British actress Sienna Miller spoke on Friday of her anger that "titillating" information about her affair with James Bond actor Daniel Craig had been made public at the phone-hacking trial of a former Rupert Murdoch tabloid editor.
The trial of Andy Coulson, who edited Murdoch's now defunct-News of the World Newspaper, has heard lengthy evidence this week about a voicemail message she left for Craig in 2005 which has taken centre stage in the high-profile court case.
Giving evidence at London's Old Bailey court via videolink from the United States, Miller said she was unhappy that personal details had been disclosed in the trial.
"This is a really difficult and uncomfortable period of my life to discuss," she said, adding the evidence had meant she had been "gossiped about and analysed and vilified".
On Monday, her former boyfriend, actor Jude Law, was quizzed about their relationship, which had fascinated Britain's tabloid press. He testified that he had telephoned Craig to confront him about his alleged affair with Miller.
Dan Evans, a former reporter on the paper who has admitted illegally tapping thousands of voicemails, has since told the court that he had hacked Craig's phone and later played a delighted Coulson a message left by Miller.
He told the jury she had said: "Hi. It's me. Can't speak. I'm at the Groucho (club) with Jude. I love you."
Miller agreed she had probably left the message but added:
"The thing that's been slightly misconstrued about this voicemail message is the fact that I said 'I love you' and that this was some incredibly important declaration of love.
"That's how I would have ended my phonecalls to him. It's been turned into a titillating piece of information. I regret it's allowed to be analysed the way it has."
The 32-year-old actress, who appeared in the "Layer Cake" and "Alfie" films, described Craig as her best friend but later said: "Whether or not I was in a relationship with Daniel Craig at the time, it was a very brief encounter."
Coulson's lawyer Timothy Langdale, who has accused Evans of lying about the former editor's knowledge of the hacked voicemail, suggested to her that, given what she had said, it could not have formed the basis for a subsequent News of the World exclusive story about the affair.
"People who heard who didn't understand the relationship would have thought it was a pretty exciting message to hear," said Miller, who has been filming in New Orleans.
"If a journalist got their hands on that piece of information they would have found it titillating and it might have been the basis of a story."
The London courtroom was packed for Miller's appearance and there were roars of laughter when a time delay on the videolink left Miller baffled by one of Langdale's questions.
"You just told me you loved me and I interrupted," Miller told the bespectacled lawyer wearing a traditional grey wig.
After completing her evidence, the judge John Saunders apologised to Miller for any distress the airing of personal details had caused.
"I'm very sorry if it's had an effect on you," he said.

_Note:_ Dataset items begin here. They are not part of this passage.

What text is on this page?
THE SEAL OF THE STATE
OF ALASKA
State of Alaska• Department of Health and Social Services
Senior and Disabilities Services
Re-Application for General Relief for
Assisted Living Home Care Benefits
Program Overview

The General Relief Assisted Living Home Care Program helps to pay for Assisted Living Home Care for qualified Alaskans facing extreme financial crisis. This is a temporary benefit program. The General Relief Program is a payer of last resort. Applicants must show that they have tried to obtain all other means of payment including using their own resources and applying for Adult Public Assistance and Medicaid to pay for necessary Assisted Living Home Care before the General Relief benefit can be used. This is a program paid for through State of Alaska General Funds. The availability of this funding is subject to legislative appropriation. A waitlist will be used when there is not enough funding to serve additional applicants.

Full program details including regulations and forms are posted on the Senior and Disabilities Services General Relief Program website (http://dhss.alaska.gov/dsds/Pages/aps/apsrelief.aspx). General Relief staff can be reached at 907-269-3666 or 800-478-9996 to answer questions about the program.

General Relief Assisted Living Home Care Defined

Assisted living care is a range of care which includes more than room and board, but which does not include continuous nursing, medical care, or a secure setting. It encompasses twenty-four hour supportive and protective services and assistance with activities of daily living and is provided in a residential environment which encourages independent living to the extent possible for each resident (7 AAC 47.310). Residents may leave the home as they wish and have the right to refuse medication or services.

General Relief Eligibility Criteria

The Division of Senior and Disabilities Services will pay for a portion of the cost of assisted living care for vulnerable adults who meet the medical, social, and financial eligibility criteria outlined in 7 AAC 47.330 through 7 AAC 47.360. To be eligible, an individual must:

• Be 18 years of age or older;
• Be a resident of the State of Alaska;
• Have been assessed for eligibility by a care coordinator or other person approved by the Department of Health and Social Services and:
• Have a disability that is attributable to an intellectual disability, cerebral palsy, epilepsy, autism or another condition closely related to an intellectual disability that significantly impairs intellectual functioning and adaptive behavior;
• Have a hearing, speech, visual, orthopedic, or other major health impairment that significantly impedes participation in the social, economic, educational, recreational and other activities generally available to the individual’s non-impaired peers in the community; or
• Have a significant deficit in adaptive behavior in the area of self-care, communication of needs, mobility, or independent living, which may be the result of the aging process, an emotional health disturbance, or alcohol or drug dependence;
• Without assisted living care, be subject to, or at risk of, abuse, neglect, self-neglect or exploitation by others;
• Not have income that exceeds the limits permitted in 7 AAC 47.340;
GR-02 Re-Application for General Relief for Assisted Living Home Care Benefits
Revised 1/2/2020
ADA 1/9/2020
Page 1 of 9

Coulson, editor of the mass-selling tabloid until 2007 and then Prime Minister David Cameron's head of communications up to early 2011, is accused of conspiracy to illegally intercept messages on mobile phones, a charge he denies.
He has pleaded not guilty to conspiring to intercept voicemails and authorising illegal payments to public officials. Six others, including Rebekah Brooks, the former head of the British newspaper arm of Murdoch's News Corp., are also on trial and deny all charges.